Each module has a sensible default model — Kling for video, ElevenLabs for audio — that a designer can use without thinking. The model picker is a secondary control, visible but not loud, for the times when they specifically want to swap out the engine.
Developed with the motion team, not for them.
The module set, default prompts, and output naming conventions all emerged from sessions with the motion team. Engineers and designers prioritised which AI tasks were most repetitive and built those first. The panel reflects real bottlenecks, not a spec of theoretical features.
One dark system, built to disappear into AE.
The panel is designed to feel native, not just functional. A charcoal surface family, a single purple/blue accent that echoes AE's own brand, and a tight monospace label language pulled from the host app's conventions. The full token system lives on the Design page.
A palette that reads natively inside AE's interface.
No light surfaces, no colour-wash backgrounds. The panel is built on the same charcoal-to-dark-grey spectrum as AE's own chrome. The accent — electric purple shifting to AE blue — is the only saturated hue in the system, so it always reads as "actionable" against the dark ground.
Inter body, JetBrains Mono for system labels.
Inter 700 is crisp and technical at every size — it matches the engineering-tool aesthetic of AE's own panel headers without looking designed-in from outside.
Regular Inter at 400–500 stays readable on dark surfaces without needing any anti-aliasing tricks. Scales comfortably from 13px helper text to 17px panel body.
Used only where a label needs to read as "system output" — section eyebrows, status strings, and the spec labels throughout this doc.
Tighter radii than a consumer app — this is a tool.
AE's own UI uses minimal border-radius. The Hub matches that with a tight scale: 6px chips, 10px buttons, 14px cards — rounded enough to avoid harshness, sharp enough to read as professional tooling.
The icon reads as AI-inside-AE at icon size.

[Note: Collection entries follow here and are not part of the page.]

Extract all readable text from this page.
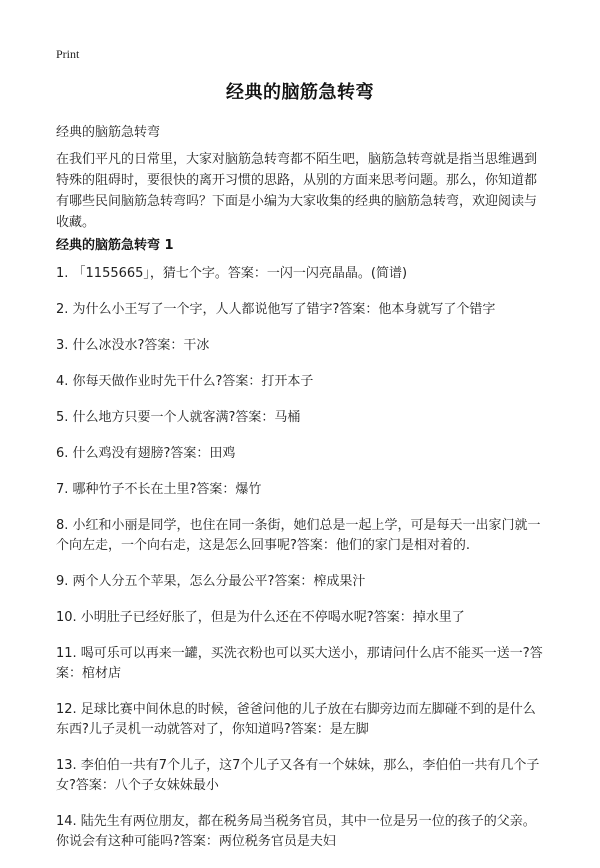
Print
经典的脑筋急转弯
经典的脑筋急转弯

在我们平凡的日常里，大家对脑筋急转弯都不陌生吧，脑筋急转弯就是指当思维遇到特殊的阻碍时，要很快的离开习惯的思路，从别的方面来思考问题。那么，你知道都有哪些民间脑筋急转弯吗？下面是小编为大家收集的经典的脑筋急转弯，欢迎阅读与收藏。

经典的脑筋急转弯 1
1. 「1155665」，猜七个字。答案：一闪一闪亮晶晶。(简谱)
2. 为什么小王写了一个字，人人都说他写了错字?答案：他本身就写了个错字
3. 什么冰没水?答案：干冰
4. 你每天做作业时先干什么?答案：打开本子
5. 什么地方只要一个人就客满?答案：马桶
6. 什么鸡没有翅膀?答案：田鸡
7. 哪种竹子不长在土里?答案：爆竹
8. 小红和小丽是同学，也住在同一条街，她们总是一起上学，可是每天一出家门就一个向左走，一个向右走，这是怎么回事呢?答案：他们的家门是相对着的.
9. 两个人分五个苹果，怎么分最公平?答案：榨成果汁
10. 小明肚子已经好胀了，但是为什么还在不停喝水呢?答案：掉水里了
11. 喝可乐可以再来一罐，买洗衣粉也可以买大送小，那请问什么店不能买一送一?答案：棺材店
12. 足球比赛中间休息的时候，爸爸问他的儿子放在右脚旁边而左脚碰不到的是什么东西?儿子灵机一动就答对了，你知道吗?答案：是左脚
13. 李伯伯一共有7个儿子，这7个儿子又各有一个妹妹，那么，李伯伯一共有几个子女?答案：八个子女妹妹最小
14. 陆先生有两位朋友，都在税务局当税务官员，其中一位是另一位的孩子的父亲。你说会有这种可能吗?答案：两位税务官员是夫妇
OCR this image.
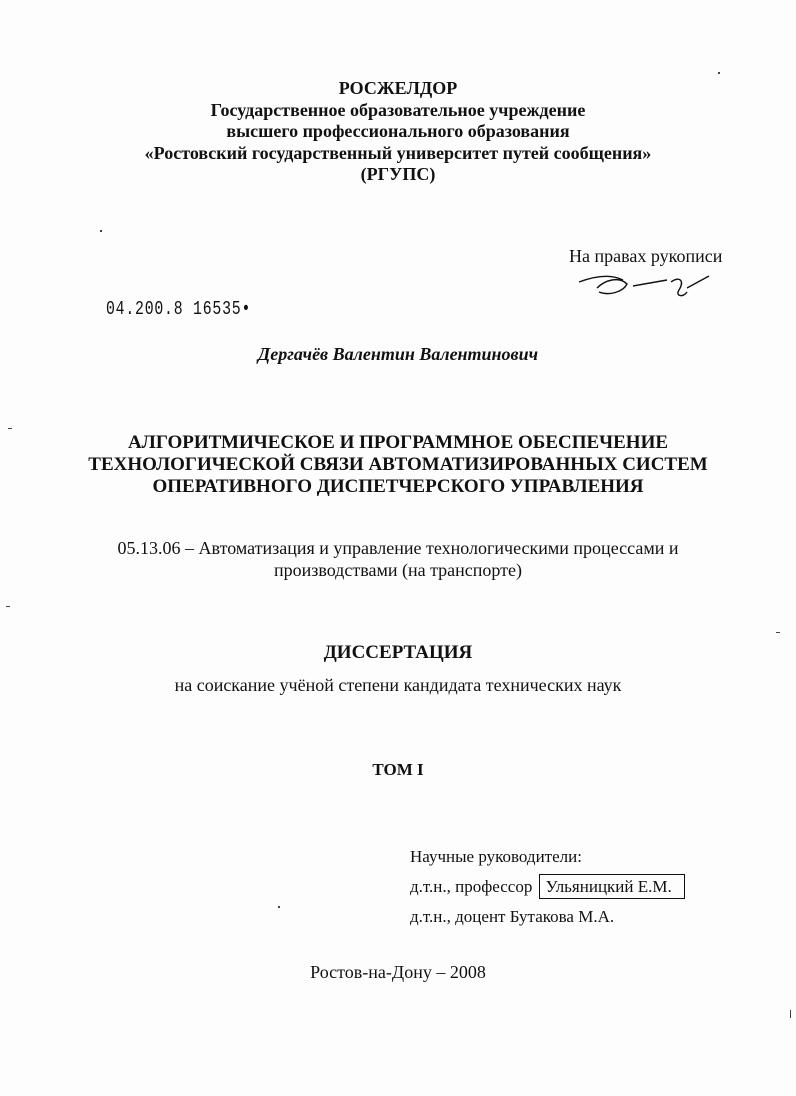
РОСЖЕЛДОР
Государственное образовательное учреждение
высшего профессионального образования
«Ростовский государственный университет путей сообщения»
(РГУПС)
На правах рукописи
04.200.8 16535•
Дергачёв Валентин Валентинович
АЛГОРИТМИЧЕСКОЕ И ПРОГРАММНОЕ ОБЕСПЕЧЕНИЕ
ТЕХНОЛОГИЧЕСКОЙ СВЯЗИ АВТОМАТИЗИРОВАННЫХ СИСТЕМ
ОПЕРАТИВНОГО ДИСПЕТЧЕРСКОГО УПРАВЛЕНИЯ
05.13.06 – Автоматизация и управление технологическими процессами и
производствами (на транспорте)
ДИССЕРТАЦИЯ
на соискание учёной степени кандидата технических наук
ТОМ I
Научные руководители:
д.т.н., профессор Ульяницкий Е.М.
д.т.н., доцент Бутакова М.А.
Ростов-на-Дону – 2008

The icon marks an extension that lives at the intersection of Adobe's toolchain and a new generation of AI infrastructure. The mark uses the same purple/blue accent family as the panel's interactive chrome — so it's identifiable in AE's dock before the designer even reads the label. In-panel glyphs are 1.5px stroke line icons, slightly lighter than the body weight, so they feel cut from the same material as AE's own iconography.
Purposeful feedback, not decoration.
The cuts I'd defend.
Building inside a professional creative tool means being ruthless about what belongs in the panel and what doesn't. Here's what was deliberately left out — each cut keeps the extension tight, focused, and trustworthy.
All processing happens via direct API calls — no intermediate cloud storage of the designer's footage. Sending client footage through a middleman storage layer would be a hard no for professional studios. Each module calls its AI provider directly and writes results back to the local AE project.
Most modules don't expose a freeform prompt field — they expose parameters. For background removal or upscaling, there's nothing to prompt. For video generation, the prompt defaults to the layer name or comp notes. Freeform text boxes were reserved only for modules that genuinely need them, like copywriting.
AE's own undo stack is the history. Every AI result lands as a named layer in the comp — the comp's layer panel is the history. A separate "AI history" panel would duplicate information and fragment the designer's mental model of their project.
10 modules covering the most repetitive tasks — not every AI capability available. Modules like style transfer, AI colour grading, and motion tracking were considered and deferred. The constraint was: if the motion team doesn't hit this bottleneck at least twice a week, it waits for a later version.
CEP, AE scripting, and a modern AI stack.
The extension runs inside AE's Common Extensibility Platform, bridges to the host app via ExtendScript, and routes AI calls to Kling, ElevenLabs, and purpose-built upscaler APIs — all without the designer touching a file.